O coração desta história é de que os valores cristãos, que nos impressionam em Rieux e Tarrou, quando dissociados de um quadro de referência mais amplo são a origem de todo o estado totalitário moderno.

Em A Peste, há a demonstração clara do nascimento do homem revoltado do século XX, que acha que é capaz de encontrar o próprio sentido de sua vida e, portanto, que acha que é possível construir seus próprios valores a partir de suas próprias vontades (como Nietzsche achava) e que irá produzir o homem prometeico moderno que acredita que o Estado é capaz de resolver o problema da condição humana – embrião do totalitarismo.


 


Notas

  • Albert Camus (1913-1960) nasceu na Argélia mas era filho de franceses (de vida modesta). Logo era um pied-noir, francês nascido nas colônias africanas. Estudou nas melhores escolas de Argel, pois contava com apoio dos professores que logo identificaram seu potencial.

  • Escritor cultuado (prêmio Nobel em 1957), Camus deve ser lido com muito cuidado, pois muito ajudou na confusão do século XX. A Peste (1947) é seu romance mais importante.

  • Estreia literariamente em Paris, em 1942, com o ensaio filosófico O Mito de Sísifo e a novela O Estrangeiro.

  • Não é um autor original, usa os grandes temas por sua relevância. Usa os livros como veículo de ideias, tendência daquela época.

  • Esquerdista, logo rompe com stalinistas e trotskistas e, sem nenhuma filiação institucional, segue sua independência ideológica.

  • Meursault (O Estrangeiro) e Rieux (A Peste) são heróis existencialistas que depois Camus irá denunciar em O Homem Revoltado. Mais tarde teria confessado seu próprio erro em A Queda.

  • Existencialismo é um dilema sobra a nossa existência – qual o sentido da vida? É o buraco existencial experimentado pela sensação de inutilidade da vida. O existencialista busca uma razão para sua existência.

  • Os existencialismos variam conforme o autor: não há um único existencialismo. Por isso tenha cuidado ao usar esta expressão porque é muito mutável conforme o autor. Mas há algo em comum: todos eles são órfãos. Você só pode procurar aquilo que você perdeu. Ninguém procura o que não perdeu.

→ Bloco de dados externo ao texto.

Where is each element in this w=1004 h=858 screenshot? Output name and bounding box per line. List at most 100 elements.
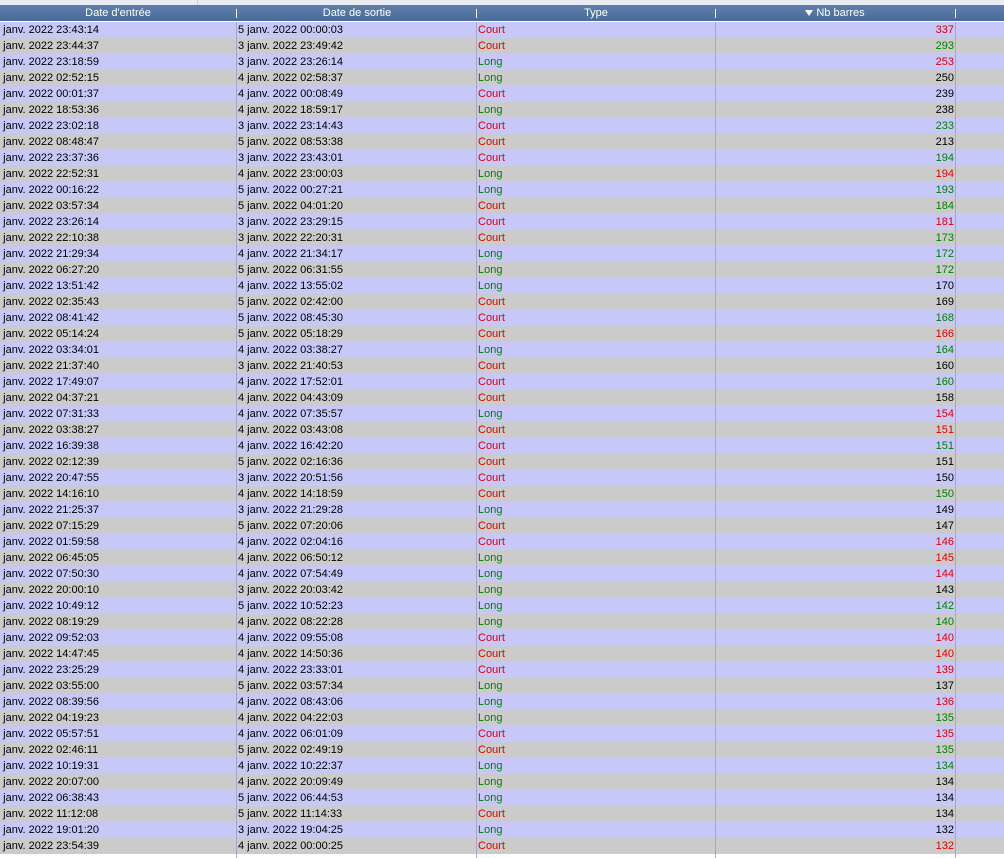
bar-count-cell: 164 [935,344,954,356]
exit-date-cell: 4 janv. 2022 14:50:36 [238,648,343,660]
entry-date-cell: 3 janv. 2022 23:44:37 [0,40,99,52]
column-header-type[interactable]: Type [478,5,714,21]
table-row[interactable]: 5 janv. 2022 05:14:24 5 janv. 2022 05:18:… [0,326,1004,342]
exit-date-cell: 4 janv. 2022 00:08:49 [238,88,343,100]
entry-date-cell: 5 janv. 2022 00:16:22 [0,184,99,196]
table-row[interactable]: 3 janv. 2022 23:26:14 3 janv. 2022 23:29:… [0,214,1004,230]
bar-count-cell: 143 [935,584,954,596]
table-row[interactable]: 5 janv. 2022 02:12:39 5 janv. 2022 02:16:… [0,454,1004,470]
table-row[interactable]: 4 janv. 2022 14:16:10 4 janv. 2022 14:18:… [0,486,1004,502]
entry-date-cell: 4 janv. 2022 23:25:29 [0,664,99,676]
table-row[interactable]: 4 janv. 2022 14:47:45 4 janv. 2022 14:50:… [0,646,1004,662]
bar-count-cell: 158 [935,392,954,404]
table-row[interactable]: 4 janv. 2022 04:19:23 4 janv. 2022 04:22:… [0,710,1004,726]
type-cell: Court [478,520,505,532]
type-cell: Long [478,616,503,628]
table-row[interactable]: 5 janv. 2022 08:48:47 5 janv. 2022 08:53:… [0,134,1004,150]
entry-date-cell: 4 janv. 2022 14:16:10 [0,488,99,500]
table-row[interactable]: 4 janv. 2022 04:37:21 4 janv. 2022 04:43:… [0,390,1004,406]
table-row[interactable]: 3 janv. 2022 23:37:36 3 janv. 2022 23:43:… [0,150,1004,166]
bar-count-cell: 193 [935,184,954,196]
table-row[interactable]: 4 janv. 2022 20:07:00 4 janv. 2022 20:09:… [0,774,1004,790]
entry-date-cell: 4 janv. 2022 14:47:45 [0,648,99,660]
bar-count-cell: 154 [935,408,954,420]
table-row[interactable]: 5 janv. 2022 02:46:11 5 janv. 2022 02:49:… [0,742,1004,758]
table-row[interactable]: 3 janv. 2022 23:02:18 3 janv. 2022 23:14:… [0,118,1004,134]
exit-date-cell: 3 janv. 2022 22:20:31 [238,232,343,244]
table-row[interactable]: 4 janv. 2022 05:57:51 4 janv. 2022 06:01:… [0,726,1004,742]
table-row[interactable]: 4 janv. 2022 06:45:05 4 janv. 2022 06:50:… [0,550,1004,566]
table-row[interactable]: 3 janv. 2022 20:00:10 3 janv. 2022 20:03:… [0,582,1004,598]
table-row[interactable]: 4 janv. 2022 08:19:29 4 janv. 2022 08:22:… [0,614,1004,630]
bar-count-cell: 173 [935,232,954,244]
bar-count-cell: 132 [935,840,954,852]
type-cell: Long [478,600,503,612]
entry-date-cell: 5 janv. 2022 02:46:11 [0,744,99,756]
type-cell: Court [478,312,505,324]
column-resize-handle[interactable] [955,9,956,18]
table-row[interactable]: 4 janv. 2022 23:25:29 4 janv. 2022 23:33:… [0,662,1004,678]
column-header-exit-date[interactable]: Date de sortie [238,5,476,21]
entry-date-cell: 5 janv. 2022 02:12:39 [0,456,99,468]
table-row[interactable]: 4 janv. 2022 08:39:56 4 janv. 2022 08:43:… [0,694,1004,710]
table-row[interactable]: 4 janv. 2022 16:39:38 4 janv. 2022 16:42:… [0,438,1004,454]
entry-date-cell: 5 janv. 2022 06:38:43 [0,792,99,804]
table-row[interactable]: 4 janv. 2022 10:19:31 4 janv. 2022 10:22:… [0,758,1004,774]
table-row[interactable]: 5 janv. 2022 11:12:08 5 janv. 2022 11:14:… [0,806,1004,822]
bar-count-cell: 160 [935,360,954,372]
entry-date-cell: 5 janv. 2022 08:48:47 [0,136,99,148]
table-row[interactable]: 5 janv. 2022 06:38:43 5 janv. 2022 06:44:… [0,790,1004,806]
column-header-entry-date[interactable]: Date d'entrée [0,5,236,21]
table-row[interactable]: 4 janv. 2022 21:29:34 4 janv. 2022 21:34:… [0,246,1004,262]
table-row[interactable]: 4 janv. 2022 01:59:58 4 janv. 2022 02:04:… [0,534,1004,550]
table-row[interactable]: 5 janv. 2022 10:49:12 5 janv. 2022 10:52:… [0,598,1004,614]
table-row[interactable]: 3 janv. 2022 19:01:20 3 janv. 2022 19:04:… [0,822,1004,838]
table-row[interactable]: 4 janv. 2022 07:31:33 4 janv. 2022 07:35:… [0,406,1004,422]
table-row[interactable]: 5 janv. 2022 06:27:20 5 janv. 2022 06:31:… [0,262,1004,278]
table-row[interactable]: 4 janv. 2022 18:53:36 4 janv. 2022 18:59:… [0,102,1004,118]
entry-date-cell: 4 janv. 2022 05:57:51 [0,728,99,740]
table-row[interactable]: 3 janv. 2022 20:47:55 3 janv. 2022 20:51:… [0,470,1004,486]
table-row[interactable]: 4 janv. 2022 13:51:42 4 janv. 2022 13:55:… [0,278,1004,294]
column-header-label: Nb barres [816,7,865,19]
table-row[interactable]: 3 janv. 2022 22:10:38 3 janv. 2022 22:20:… [0,230,1004,246]
type-cell: Long [478,184,503,196]
exit-date-cell: 3 janv. 2022 23:49:42 [238,40,343,52]
table-row[interactable]: 4 janv. 2022 03:38:27 4 janv. 2022 03:43:… [0,422,1004,438]
table-row[interactable]: 4 janv. 2022 17:49:07 4 janv. 2022 17:52:… [0,374,1004,390]
table-row[interactable]: 5 janv. 2022 03:57:34 5 janv. 2022 04:01:… [0,198,1004,214]
column-resize-handle[interactable] [236,9,237,18]
entry-date-cell: 3 janv. 2022 23:37:36 [0,152,99,164]
exit-date-cell: 3 janv. 2022 21:40:53 [238,360,343,372]
table-row[interactable]: 5 janv. 2022 02:35:43 5 janv. 2022 02:42:… [0,294,1004,310]
table-row[interactable]: 3 janv. 2022 21:25:37 3 janv. 2022 21:29:… [0,502,1004,518]
type-cell: Long [478,760,503,772]
table-row[interactable]: 5 janv. 2022 07:15:29 5 janv. 2022 07:20:… [0,518,1004,534]
table-row[interactable]: 4 janv. 2022 22:52:31 4 janv. 2022 23:00:… [0,166,1004,182]
table-row[interactable]: 4 janv. 2022 09:52:03 4 janv. 2022 09:55:… [0,630,1004,646]
table-row[interactable]: 3 janv. 2022 23:54:39 4 janv. 2022 00:00:… [0,838,1004,854]
table-row[interactable]: 4 janv. 2022 00:01:37 4 janv. 2022 00:08:… [0,86,1004,102]
bar-count-cell: 238 [935,104,954,116]
type-cell: Court [478,40,505,52]
table-row[interactable]: 4 janv. 2022 03:34:01 4 janv. 2022 03:38:… [0,342,1004,358]
type-cell: Court [478,488,505,500]
column-resize-handle[interactable] [476,9,477,18]
bar-count-cell: 132 [935,824,954,836]
table-row[interactable]: 3 janv. 2022 21:37:40 3 janv. 2022 21:40:… [0,358,1004,374]
table-row[interactable]: 5 janv. 2022 03:55:00 5 janv. 2022 03:57:… [0,678,1004,694]
bar-count-cell: 151 [935,456,954,468]
table-row[interactable]: 4 janv. 2022 02:52:15 4 janv. 2022 02:58:… [0,70,1004,86]
table-row[interactable]: 4 janv. 2022 23:43:14 5 janv. 2022 00:00:… [0,22,1004,38]
exit-date-cell: 4 janv. 2022 10:22:37 [238,760,343,772]
exit-date-cell: 5 janv. 2022 02:49:19 [238,744,343,756]
table-row[interactable]: 5 janv. 2022 00:16:22 5 janv. 2022 00:27:… [0,182,1004,198]
bar-count-cell: 134 [935,776,954,788]
table-row[interactable]: 3 janv. 2022 23:18:59 3 janv. 2022 23:26:… [0,54,1004,70]
exit-date-cell: 4 janv. 2022 04:22:03 [238,712,343,724]
table-row[interactable]: 4 janv. 2022 07:50:30 4 janv. 2022 07:54:… [0,566,1004,582]
column-header-bar-count[interactable]: Nb barres [716,5,954,21]
table-row[interactable]: 3 janv. 2022 23:44:37 3 janv. 2022 23:49:… [0,38,1004,54]
table-row[interactable]: 5 janv. 2022 08:41:42 5 janv. 2022 08:45:… [0,310,1004,326]
type-cell: Long [478,552,503,564]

  • A perda de sentido da existência coincide com a perda da condição de criatura, perda do Pai. Por isso é que há tanta simpatia por Nietzsche que defende justamente a tese de que a humanidade foi enganada por dois picaretas: Jesus Cristo e Platão, que contaram que havia alguma coisa que ultrapassava este mundo, um mundo transcendente e onde estariam as respostas. O existencialista se recusa a aceitar isto porque acha que é uma ideia escravizante.

  • A situação do ser humano seria a mais absoluta miséria, mergulhado em enigmas insolúveis, deparando-se com elementos incontroláveis que afetam a sua vida, incapaz de controlar o seu destino. Porém são os seus atos que merecem crítica ou elogio e não o destino que você teve nesta vida – esse destino é um mistério. Toda tentativa de interpretar os grandes mistérios, dando-lhe formato de predestinação, é gnóstica. O problema é imaginar que este mundo deveria ser perfeito, mas isso é impossível visto que se ele fosse perfeito seria Deus – logo não existiria. O mundo perfeito é ontologicamente impossível – os defeitos do mundo são frutos da bondade divina.

  • Com todas as maravilhas técnicas do século XIX o homem declara-se uma maravilha por si próprio. Deus não seria mais necessário, e surge um conjunto de filosofias apoiando esta ideia. O homem comemorou a si mesmo no século XIX e esta comemoração gerou uma ressaca no século XX. Esta ressaca chama-se existencialismo.

  • Camus não é tecnicamente um comunista: ele não acha que o partido comunista resolverá o problema do mundo. Já Jean-Paul Sartre acha que sem ação política organizada nada adianta. No fundo os dois têm algo em comum, porém com metodologias diferentes: uma rebelião sobre a condição humana.